Have any of you out there ever had Demerol? It knocked me on my ASS! I tell you, I took the one at the hospital and another at about 3 that morning and I was still dragging my butt around a full 24 hours later. Actually, I wasn’t even dragging around so much as functionally inert. All-in-all I spent a total of about 4 days in a drug-filled haze, once you take both eyes into account. Saturday was my first full day of non-pain and while I didn’t go out like I usually do on the weekends, I did manage to do some very low-key socializing and re-join the waking world. As it stands now, my right eye is pretty good but my left is still pretty foggy (it’s only been 4 days after all). Both have had the bandage contacts removed and the epithelium has grown back. The doctor seems pretty pleased with my progress so far.

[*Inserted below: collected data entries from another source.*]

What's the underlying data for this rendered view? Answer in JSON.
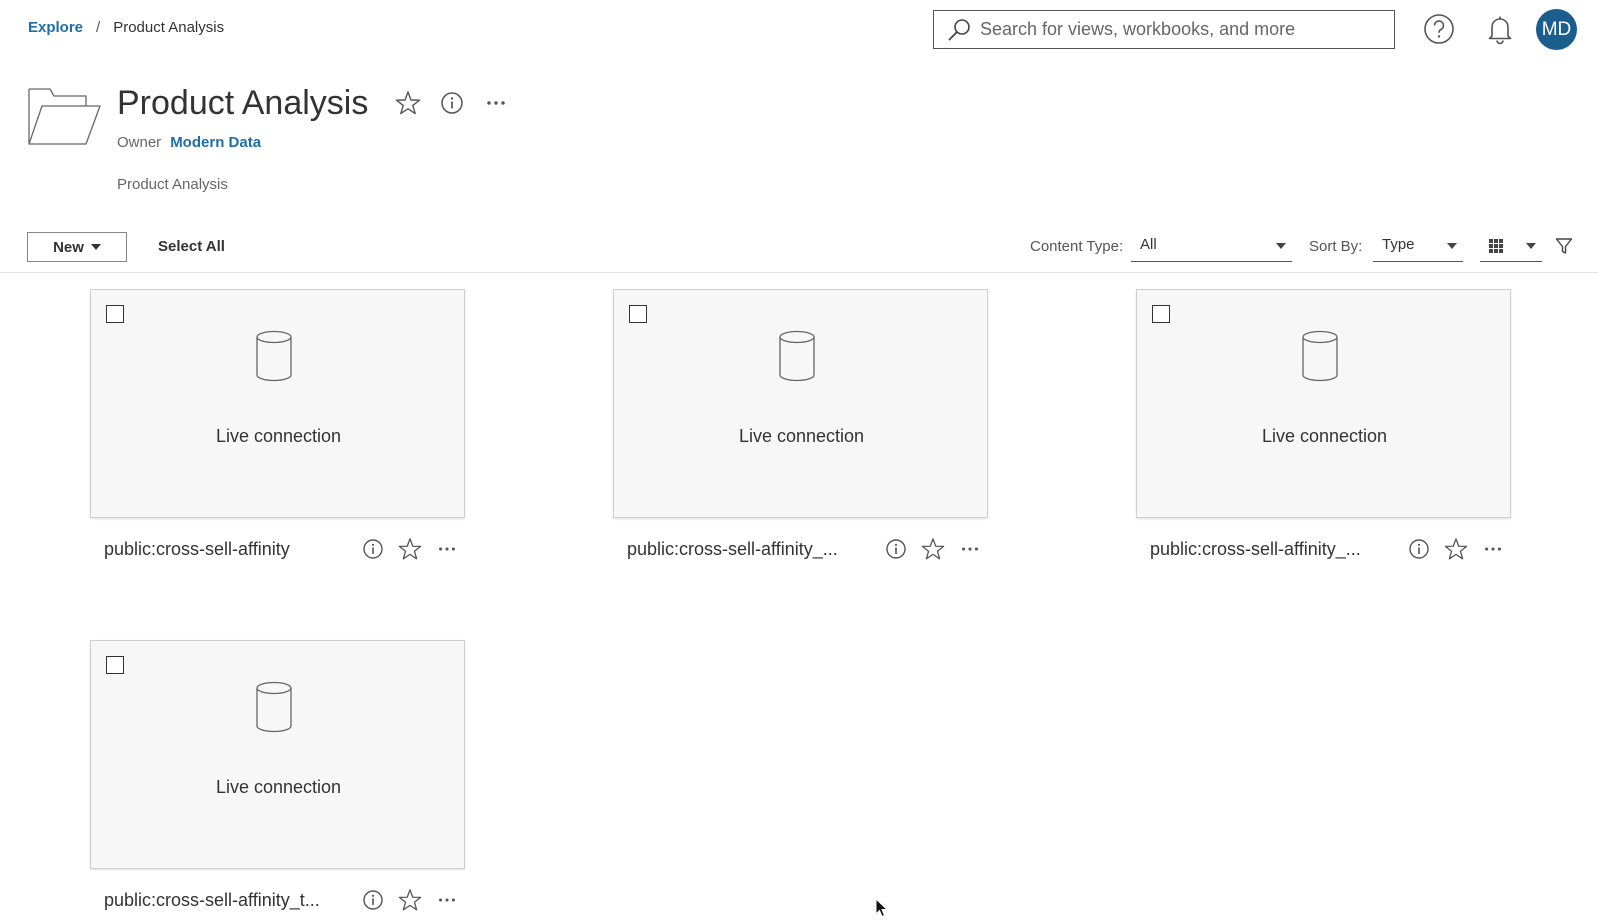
{
  "breadcrumb": {
    "root": "Explore",
    "separator": "/",
    "current": "Product Analysis"
  },
  "search": {
    "placeholder": "Search for views, workbooks, and more"
  },
  "user": {
    "initials": "MD",
    "avatar_color": "#1b5e8e"
  },
  "project": {
    "title": "Product Analysis",
    "owner_label": "Owner",
    "owner_name": "Modern Data",
    "description": "Product Analysis"
  },
  "toolbar": {
    "new_label": "New",
    "select_all_label": "Select All",
    "content_type_label": "Content Type:",
    "content_type_value": "All",
    "sort_by_label": "Sort By:",
    "sort_by_value": "Type"
  },
  "cards": [
    {
      "name": "public:cross-sell-affinity",
      "status": "Live connection"
    },
    {
      "name": "public:cross-sell-affinity_...",
      "status": "Live connection"
    },
    {
      "name": "public:cross-sell-affinity_...",
      "status": "Live connection"
    },
    {
      "name": "public:cross-sell-affinity_t...",
      "status": "Live connection"
    }
  ],
  "colors": {
    "link": "#1f6ea8",
    "text": "#333333"
  },
  "icons": [
    "search-icon",
    "help-icon",
    "bell-icon",
    "folder-icon",
    "star-icon",
    "info-icon",
    "more-icon",
    "database-icon",
    "grid-view-icon",
    "filter-icon"
  ]
}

I still however, look for my glasses in the morning before remembering that I don’t need them any more. I also push up my glasses-which-are-no-longer there sometimes which I’m sure looks pretty peculiar (“Psst. Why did that woman just smack herself in the face?”) I expect both of these to taper off as my vision gets more reliable and I get used to not wearing glasses anymore.

Well that’s pretty much it for the promised eye-news. Take care all and in case I haven’t talked to you in awhile, welcome to 1999. I have a feeling it’ll be a big year.

Shawna

P.S. I’m going looking for sunglasses soon (like maybe this weekend). How exciting! I haven’t been able to wear sunglasses and see at the same time in over 10 years!